実はこの死球、中日にとって初めての出来事ではありません。
8月15日の巨人戦でも、正遊撃手の村松開人が死球を受け、同じ右肩甲骨を骨折して離脱していました。土田はその代役として遊撃を守っていた最中の出来事です。
11日間で2人目、しかも同一箇所の骨折。中日の内野は苦しい状況に立たされています。
村松の件では8月16日、巨人・橋上秀樹監督代行が試合前に井上監督へ謝罪に訪れていました。「真剣勝負の中で起こったアクシデントと受け止めています」。橋上監督代行はそう語っています。
今回の桐敷の謝罪は、それに続く2度目の「相手チームからの試合前謝罪」でした。
なお8回の前、7回にも阪神・津田淳哉投手が中日・石川昂弥に死球を与えており、2イニング連続の死球にスタンドからは大きなブーイングが起きていたと、デイリースポーツは伝えています。ファンの間では、当てた側の投手にペナルティがないことへの不満も上がりました。
両チームとも登録抹消、阪神は連敗

出典:🔥阪神に激震‼️桐敷拓馬まさかの登録抹消😱 防御率2.52の鉄腕左腕が離脱でファン騒然⚡️ #阪神タイガース #桐敷拓馬 #プロ野球 🐯⚾️ – New Nippon
8月27日の公示で、中日は土田を登録抹消し山本泰寛を登録。阪神も津田を抹消し岡留英貴を登録しました。
ベースボールチャンネルによると、抹消された選手の再登録は9月6日以降になる見込みです。1軍登録抹消の最短期間は10日と定められており、土田がベンチに戻るまでには、まだ時間がかかります。

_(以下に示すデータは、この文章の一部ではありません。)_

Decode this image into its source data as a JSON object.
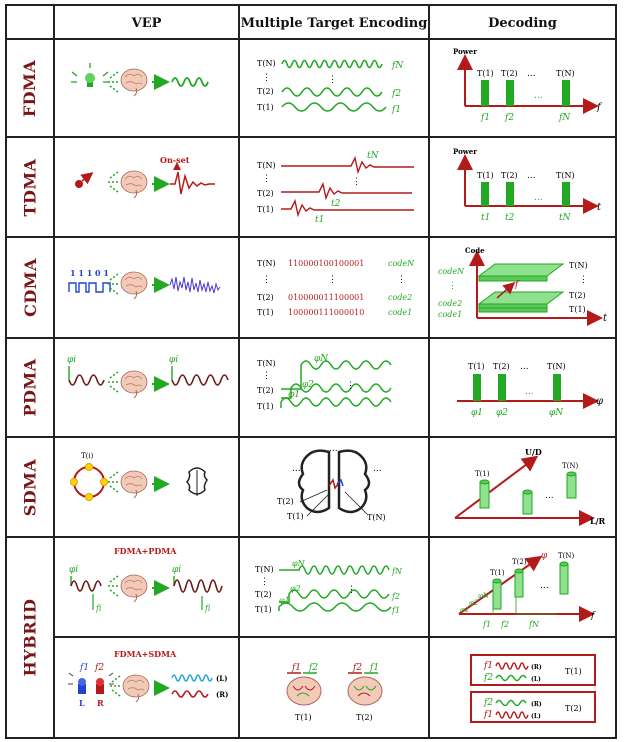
{
  "headers": {
    "vep": "VEP",
    "encoding": "Multiple Target Encoding",
    "decoding": "Decoding"
  },
  "rows": {
    "fdma": {
      "label": "FDMA"
    },
    "tdma": {
      "label": "TDMA"
    },
    "cdma": {
      "label": "CDMA"
    },
    "pdma": {
      "label": "PDMA"
    },
    "sdma": {
      "label": "SDMA"
    },
    "hybrid": {
      "label": "HYBRID"
    }
  },
  "targets": {
    "t1": "T(1)",
    "t2": "T(2)",
    "tn": "T(N)",
    "ti": "T(i)",
    "dots": "...",
    "vdots": "⋮"
  },
  "fdma": {
    "enc": {
      "fn": "fN",
      "f2": "f2",
      "f1": "f1"
    },
    "dec": {
      "power": "Power",
      "axis": "f",
      "ticks": [
        "f1",
        "f2",
        "fN"
      ]
    }
  },
  "tdma": {
    "vep": {
      "onset": "On-set"
    },
    "enc": {
      "tn": "tN",
      "t2": "t2",
      "t1": "t1"
    },
    "dec": {
      "power": "Power",
      "axis": "t",
      "ticks": [
        "t1",
        "t2",
        "tN"
      ]
    }
  },
  "cdma": {
    "vep": {
      "bits": "1 1 1 0 1"
    },
    "enc": {
      "rows": [
        {
          "label": "T(N)",
          "code": "110000100100001",
          "name": "codeN"
        },
        {
          "label": "T(2)",
          "code": "010000011100001",
          "name": "code2"
        },
        {
          "label": "T(1)",
          "code": "100000111000010",
          "name": "code1"
        }
      ]
    },
    "dec": {
      "code": "Code",
      "axis_f": "f",
      "axis_t": "t",
      "codes": [
        "codeN",
        "code2",
        "code1"
      ]
    }
  },
  "pdma": {
    "vep": {
      "phi": "φi"
    },
    "enc": {
      "phiN": "φN",
      "phi2": "φ2",
      "phi1": "φ1"
    },
    "dec": {
      "axis": "φ",
      "ticks": [
        "φ1",
        "φ2",
        "φN"
      ]
    }
  },
  "sdma": {
    "dec": {
      "ud": "U/D",
      "lr": "L/R"
    }
  },
  "hybrid": {
    "fp": {
      "title": "FDMA+PDMA",
      "phi": "φi",
      "f": "fi"
    },
    "fp_enc": {
      "phiN": "φN",
      "phi2": "φ2",
      "phi1": "φ1",
      "fN": "fN",
      "f2": "f2",
      "f1": "f1"
    },
    "fp_dec": {
      "phi": "φ",
      "f": "f",
      "phiN": "φN",
      "phi2": "φ2",
      "phi1": "φ1",
      "ticks": [
        "f1",
        "f2",
        "fN"
      ]
    },
    "fs": {
      "title": "FDMA+SDMA",
      "f1": "f1",
      "f2": "f2",
      "l": "L",
      "r": "R",
      "lo": "(L)",
      "ro": "(R)"
    },
    "fs_dec": {
      "box1": {
        "t": "T(1)",
        "rows": [
          [
            "f1",
            "(R)"
          ],
          [
            "f2",
            "(L)"
          ]
        ]
      },
      "box2": {
        "t": "T(2)",
        "rows": [
          [
            "f2",
            "(R)"
          ],
          [
            "f1",
            "(L)"
          ]
        ]
      }
    }
  },
  "colors": {
    "green": "#22a822",
    "red": "#b51a1a",
    "dark": "#222222",
    "blue": "#2244cc"
  }
}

前日の一戦を4-0で落とした阪神は、これで中日に2連敗。東スポWEBの報道では、2位巨人とのゲーム差は1.5に縮まったといいます。
謝罪という区切りはついたものの、両チームとも主力を欠いたまま戦いは続きます。井上監督と桐敷が交わした言葉の通り、次に問われるのはグラウンド上での結果です。